Monday, July 27, 2015

The Jeep hack will suppose a fine of $105 million for Fiat Chrysler

This weekend the company Fiat Chrysler has discovered how expensive it can be ignoring researchers that seven months ago warned them about serious security flaws in its UConnect network. Last week, these researchers and a journalist from "Wired" showed to the world how it was possible to leave without brakes and remotely shut down a Jeep Cherokee in a motorway. Today we live the aftermath of this show, which has shaken the world and occupies our Monday report. 
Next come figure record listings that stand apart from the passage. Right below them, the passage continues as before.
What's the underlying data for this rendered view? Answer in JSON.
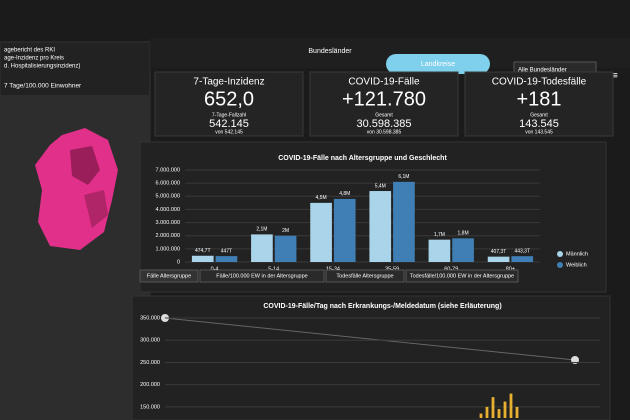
{
  "left_panel": {
    "title_lines": [
      "agebericht des RKI",
      "age-Inzidenz pro Kreis",
      "d. Hospitalisierungsinzidenz)"
    ],
    "map_caption": "7 Tage/100.000 Einwohner"
  },
  "header": {
    "tabs": [
      "Bundesländer",
      "Landkreise"
    ],
    "dropdown": "Alle Bundesländer"
  },
  "cards": [
    {
      "title": "7-Tage-Inzidenz",
      "value": "652,0",
      "sub_label": "7-Tage-Fallzahl",
      "sub_value": "542.145",
      "note": "von 542.145"
    },
    {
      "title": "COVID-19-Fälle",
      "value": "+121.780",
      "sub_label": "Gesamt",
      "sub_value": "30.598.385",
      "note": "von 30.598.385"
    },
    {
      "title": "COVID-19-Todesfälle",
      "value": "+181",
      "sub_label": "Gesamt",
      "sub_value": "143.545",
      "note": "von 143.545"
    }
  ],
  "age_chart": {
    "type": "bar",
    "title": "COVID-19-Fälle nach Altersgruppe und Geschlecht",
    "categories": [
      "0-4",
      "5-14",
      "15-34",
      "35-59",
      "60-79",
      "80+"
    ],
    "series": [
      {
        "name": "Männlich",
        "color": "#a9d4ea",
        "values": [
          474700,
          2100000,
          4500000,
          5400000,
          1700000,
          407300
        ],
        "value_labels": [
          "474,7T",
          "2,1M",
          "4,5M",
          "5,4M",
          "1,7M",
          "407,3T"
        ]
      },
      {
        "name": "Weiblich",
        "color": "#3f7fb5",
        "values": [
          447000,
          2000000,
          4800000,
          6100000,
          1800000,
          443300
        ],
        "value_labels": [
          "447T",
          "2M",
          "4,8M",
          "6,1M",
          "1,8M",
          "443,3T"
        ]
      }
    ],
    "ylim": [
      0,
      7000000
    ],
    "yticks": [
      0,
      {
        "value": 1000000,
        "label": "1.000.000"
      },
      {
        "value": 2000000,
        "label": "2.000.000"
      },
      {
        "value": 3000000,
        "label": "3.000.000"
      },
      {
        "value": 4000000,
        "label": "4.000.000"
      },
      {
        "value": 5000000,
        "label": "5.000.000"
      },
      {
        "value": 6000000,
        "label": "6.000.000"
      },
      {
        "value": 7000000,
        "label": "7.000.000"
      }
    ],
    "tabs": [
      "Fälle Altersgruppe",
      "Fälle/100.000 EW in der Altersgruppe",
      "Todesfälle Altersgruppe",
      "Todesfälle/100.000 EW in der Altersgruppe"
    ]
  },
  "daily_chart": {
    "type": "bar",
    "title": "COVID-19-Fälle/Tag nach Erkrankungs-/Meldedatum (siehe Erläuterung)",
    "categories": [
      null,
      null,
      null,
      null,
      null,
      null,
      null
    ],
    "values": [
      135000,
      150000,
      172000,
      145000,
      162000,
      180000,
      150000
    ],
    "color": "#e8b030",
    "ylim": [
      125000,
      350000
    ],
    "yticks": [
      {
        "value": 350000,
        "label": "350.000"
      },
      {
        "value": 300000,
        "label": "300.000"
      },
      {
        "value": 250000,
        "label": "250.000"
      },
      {
        "value": 200000,
        "label": "200.000"
      },
      {
        "value": 150000,
        "label": "150.000"
      }
    ]
  }
}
The responsible authority of safety in cars in USA fined with $ 105 million the company Fiat Chrysler Automobiles due serious security flaws which involve millions of its vehicles. Specifically, most of the models created between 2013 and 2015: Jeep Grand Cherokee, Cherokee, Dodge Durango, Dodge Charger, Dodge Challenger and Dodge Viper. The responsible organization of the traffic safety in the national highways has also reprimanded the company, finally reaching an agreement with it.


One USB to heal them all

The agreement consists of Chrysler offering the owners of 1.5 million of its vehicles the option of selling them back to the manufacturer. Besides, if necessary, it will be submitted to an independent assessment for the next three years. The way devised by Chrysler for securing vulnerable autos has received a lot of critics: they will send USBs to their owners and ask to plug them in the cars to upgrade security. Because many people do not know to do this in their computers, experts believe it would have been better to invite customers to the nearest specialist.

Toyota and Ford too

The rain is pouring down strongly over Chrysler so it is good to remember that this is not the first car manufacturer who discovered serious security holes. The first failures were focused on electronic locks and affected the vast majority of brands. But as well as cars became more electric and began to use networks allowing its remote management, it got a lot more fun for hackers like Charlie Miller and Chris Valasek, the Chrysler hack authors. In previous years they had shown that they could drive a Toyota Prius from a computer or leave without brakes a Ford Escape. So... who can say that's bug free.

Smart but insecure

We do not leave things connected to the Internet by manufacturers with no idea of security. We finish talking about the smart watches and a study of HP Fortify which ensures that 100% of them are highly insecure: insufficient user authentication, lack of encryption, unsafe interfaces, insecure firmware and privacy issues are the big topics where these gadgets fail.

We started a new week in which we realized that more readers and newsmakers start holidays. If you are among those who read us, have a few wonderful days!